# Square of x component of Orbital Angular momentum?

1. Nov 3, 2013

### d3nat

1. The problem statement, all variables and given/known data

Solve for $L^2_x$
$L_x = \frac{\hbar}{i} (-sin(\phi)\frac{d}{d\theta} - cos(\phi)cot(\theta)\frac{d}{d\phi}$

** the d's should be partial derivatives, but I'm not sure how to do that symbol. Sorry!
2. Relevant equations

Solve for $L^2_x$
$L_x = \frac{\hbar}{i} (-sin(\phi)\frac{d}{d\theta} - cos(\phi)cot(\theta)\frac{d}{d\phi}$

** the d's should be partial derivatives, but I'm not sure how to do that symbol. Sorry!

3. The attempt at a solution

I'm trying to square everything
But can I square partial derivatives? Is that the same thing as a second derivative?

so $-\hbar^2 \Big( sin^2(\phi)\frac{d^2}{d^2\theta} + cos^2(\phi)cot^2(\theta)\frac{d^2}{d^2\phi} +sin(\phi)\frac{d}{d\theta}(cos(\phi)cot(\theta)\frac{d}{d\phi}) +cos(\phi)cot(\theta)\frac{d}{d\phi}(sin(\phi)\frac{d}{d\theta}) \Big)$

Can I take a partial derivative of a partial derivative?
I'm so stumped. Can't seem to find any explanations online. Help please?

[EDIT:]

Is this the simplest form?

$-\hbar^2 \Big( sin^2(\phi)\frac{d^2}{d^2\theta} + cos^2(\phi)cot^2(\theta)\frac{d^2}{d^2\phi} -sin^2(\phi)cos(\phi)cot(\theta)\frac{d}{d\phi}+cos^2(phi)cot(\theta)\frac{d}{d\theta}$

I still don't think this is right.

Last edited: Nov 3, 2013
2. Nov 4, 2013

### fzero

This can be tricky when you come across it for the first time. The problem is that the derivatives also act on the functions appearing in the operator, so it can be useful to put in an arbitrary placeholder function to help remember how to apply the product rule for derivatives.
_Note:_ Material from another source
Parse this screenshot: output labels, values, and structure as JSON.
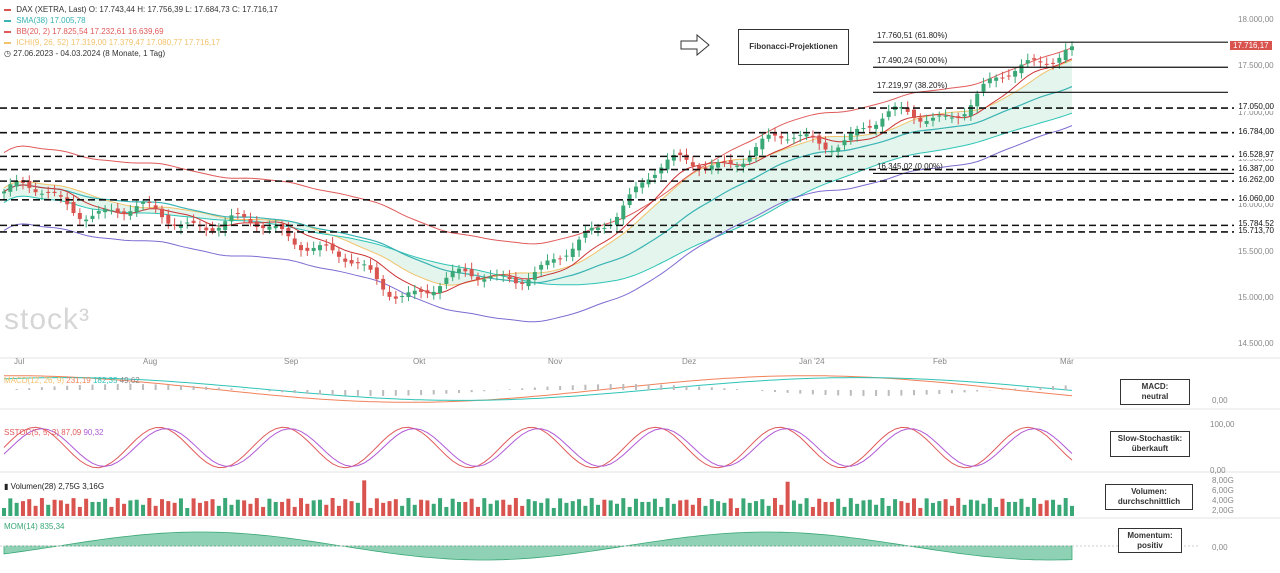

For example, suppose we have

$$\hat{T} = \sin x \frac{d}{dx}.$$

Then to compute $\hat{T}^2$, we act on a function $F(x)$:

$$\hat{T}^2 F(x) = \sin x \frac{d}{dx}\left( \sin x \frac{dF(x)}{dx} \right) = \sin x \left(\frac{d}{dx} \sin x\right) \frac{dF(x)}{dx} + \sin^2 x \frac{d^2F(x)}{dx^2} .$$

Completing the algebra and removing the placeholder function, we'll find that

$$\hat{T}^2 = \sin^2 x \frac{d^2}{dx^2} + \sin x \cos x \frac{d}{dx} .$$

Your example is a bit more complicated, but hopefully this gives you an idea of how to proceed.